We Boomers have a wealth of pleasant memories from growing up in the 50’s, 60’s, and 70’s. Those are memories that we wouldn’t trade for a million dollars. But, like all generations, we have our share of bad memories as well.
One of the most pervasive unpleasant memories that touched each and every one of us was the war in Vietnam. In this blog’s early days, I wrote a column about that subject. War seemed normal to Boomer kids, sadly, there is a whole new generation to whom it feels that way as well.
What made the Vietnam war so hard to deal with was that all of the deaths, the maimings, the psychological scarrings that happened to our nation’s youth were, it appears, all for nothing.
By 1972, the country was sick of Vietnam. The protesters had found many allies in the “establishment,” it seemed that there wasn’t a soul who wanted to spend any more lives to try to make a nation located on the far side of the world a place safe for democracy. The 1972 Presidential election featured a lot of talk by all candidates concerned about ending the mess once and for all.
Nixon really didn’t face much competition, though, and after his re-election, he set about getting America out of SE Asia.
On January 27, 1973, the governments of the US, North Vietnam, and South Vietnam all signed a treaty effectively ending the war. It was a noble document, to be sure, calling for the US forces to withdraw, all POW’s to be returned, and an international military force protecting and enforcing the truce.
It was also a death sentence for South Vietnam.

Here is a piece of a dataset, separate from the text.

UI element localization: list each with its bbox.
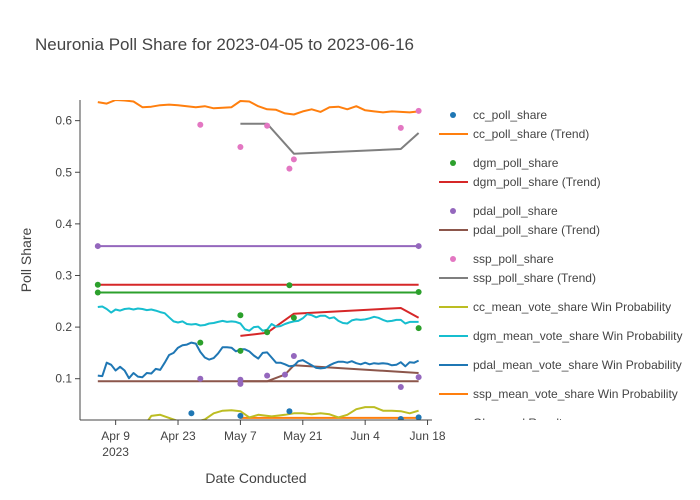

Nixon called the withdrawal of troops “peace with honor.” That feel-good phrase belied the actuality, that as Americans withdrew, the Viet Cong rapidly moved in and took over.
The average American, eager to never hear the word “Vietnam” again, simply didn’t care. What was important was getting out of there ASAP.
What further sealed South Vietnam’s fate was the fact that the Watergate scandal had broken, and the news media were relentlessly covering the juicy story, to the detriment of the seemingly endless unrest in Indo-China.
Once Nixon’s resignation was a done deal, Gerald Ford continued to oversee the withdrawal, even accelerating it, despite the fact that South Vietnam was obviously being systematically devoured by the North as American troops departed.
Nobody seemed to care, except the increasingly desperate South Vietnamese, seen as traitors by the Communist North.
By spring, 1975, the withdrawal took on the appearance of a hasty retreat. North Vietnamese forces were pouring over the land like hungry locusts, and Saigon was the last “free” place left in the country. On April 30, Ford ordered Ambassador Graham Martin and all remaining American personnel to leave at once.
There were about 1500 hundred South Vietnamese loyalists at the American embassy, all of whom had been guaranteed protection, and they were looking more and more like they were to be tossed to the wolves.
The marines guarding the embassy perimeter were called inside the building, and an angry crowd outside the walls began to tear down the gates.
Refugees had been in the process of being evacuated, but as things got uglier, the directive was changed to transport American citizens only. Finally, at 0500 local time on April 30, the last helicopter took off from the embassy. Approximately 400 loyalists were left on the grounds, an angry crowd in the process of swarming over them.
Thus ended “peace with honor.”
The whole Vietnam mess put such a bad taste in the mouths of the American public and their elected officials that it looked like the country might never go to war again. Indeed, some 35 years later, SE Asia, despite continuing unrest, is far off the list of potential areas in which the US might get involved.
No, problems exist elsewhere, and once again, a war has drug on for many years, one that the public has grown very weary of. The helpless feelings of seeing body bags and knowing that the enemy is still very much in power is getting to have a sense of deja vu about it.
And while that feeling of having seen something before can often be pleasant, this time, it’s very much the opposite.